Premier peuple converti au Christianisme, et premier état Chrétien, doté d’un alphabet propre (Mesrop Mashtots), détaché des églises Byzantines et Romaines dès le Véme siècle, les Arméniens vivent aujourd’hui en majorité en Diaspora.

Un alphabet et une langue propre, une Eglise constitue vraisemblablement des repères identitaires susceptibles de résister à une longue histoire d’invasion d’assujettissements et de violences dont le génocide de 1915.

Les bouleversements géopolitiques et économiques conduisent à l’indépendance de la république d’Arménie trois ans à peine après le tremblement de terre de décembre 1988 détruisant à 80% la deuxième ville du pays Leninakan aujourd’hui Gumri.

« Deux grandes catastrophes dans le même siècle pour un si petit pays » déclare une grand’mère peu après le tremblement de terre… « C’est beaucoup… ».

 

 

L’histoire dit que les personnes qui avaient reçu les premiers secours lors du tremblement de terre revenaient systématiquement revoir les médecins ou les infirmières. Ils n’avaient plus besoin de soins somatiques, mais il revenait raconter et raconter encore…leur expérience traumatique.

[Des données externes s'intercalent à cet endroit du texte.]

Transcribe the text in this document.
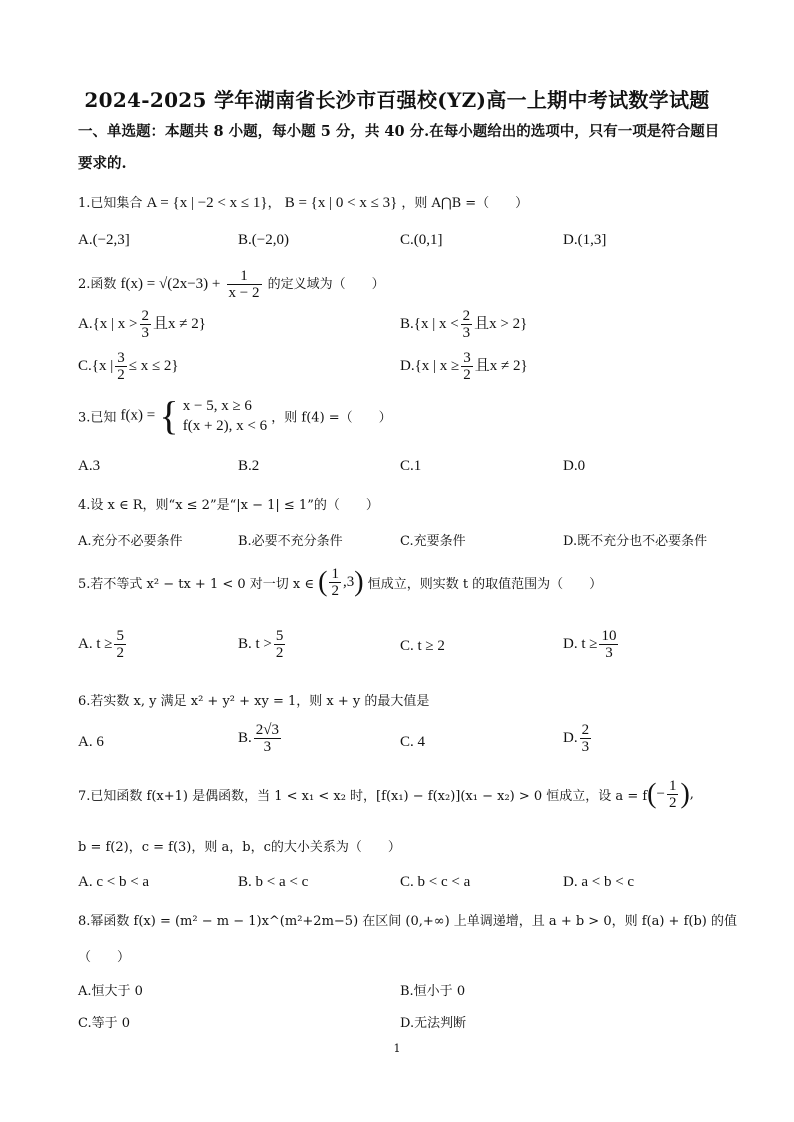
2024-2025 学年湖南省长沙市百强校(YZ)高一上期中考试数学试题
一、单选题：本题共 8 小题，每小题 5 分，共 40 分.在每小题给出的选项中，只有一项是符合题目要求的.
1.已知集合 A = {x | −2 < x ≤ 1}， B = {x | 0 < x ≤ 3} ，则 A⋂B =（　　）
A.(−2,3]	B.(−2,0)	C.(0,1]	D.(1,3]
2.函数 $f(x) = √(2x-3) + \frac{1}{x - 2}$ 的定义域为（　　）
A.{x | $x > \frac{2}{3}$ 且x ≠ 2}	B.{x | $x < \frac{2}{3}$ 且x > 2}
C.{x | $\frac{3}{2} \le x \le 2$}	D.{x | $x \ge \frac{3}{2}$ 且x ≠ 2}
3.已知 f(x) = { x − 5, x ≥ 6
f(x + 2), x < 6 ，则 f(4) =（　　）
A.3	B.2	C.1	D.0
4.设 x ∈ R，则“x ≤ 2”是“|x − 1| ≤ 1”的（　　）
A.充分不必要条件	B.必要不充分条件	C.充要条件	D.既不充分也不必要条件
5.若不等式 x² − tx + 1 < 0 对一切 x ∈ ( $\frac{1}{2} ,3$) 恒成立，则实数 t 的取值范围为（　　）
A. $t \ge \frac{5}{2}$	B. $t > \frac{5}{2}$	C. t ≥ 2	D. $t \ge \frac{10}{3}$
6.若实数 x, y 满足 x² + y² + xy = 1，则 x + y 的最大值是
A. 6	B. $\frac{2√3}{3}$	C. 4	D. $\frac{2}{3}$
7.已知函数 f(x+1) 是偶函数，当 1 < x₁ < x₂ 时，[f(x₁) − f(x₂)](x₁ − x₂) > 0 恒成立，设 $a = f(- \frac{1}{2}$ ),
b = f(2)，c = f(3)，则 a，b，c的大小关系为（　　）
A. c < b < a	B. b < a < c	C. b < c < a	D. a < b < c
8.幂函数 f(x) = (m² − m − 1)x^(m²+2m−5) 在区间 (0,+∞) 上单调递增，且 a + b > 0，则 f(a) + f(b) 的值
（　　）
A.恒大于 0	B.恒小于 0
C.等于 0	D.无法判断
1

C’est ainsi que serait née la « psychiatrie humanitaire »…parallèlement à la formalisation du concept de syndrome post traumatique. Les effets sur le développement de ce syndrome donneront lieu dans un second temps à de nombreuses et remarquables actions d’aide et de soutien psychologique.

 

Le programme de prise en charge de la souffrance des enfants et de leur famille engagé par Douleurs Sans Frontières s’inscrit dans cette histoire scientifique et de solidarité humaine à partir des liens tissés entre les professionnels pendant ces périodes à forte densité émotionnelle.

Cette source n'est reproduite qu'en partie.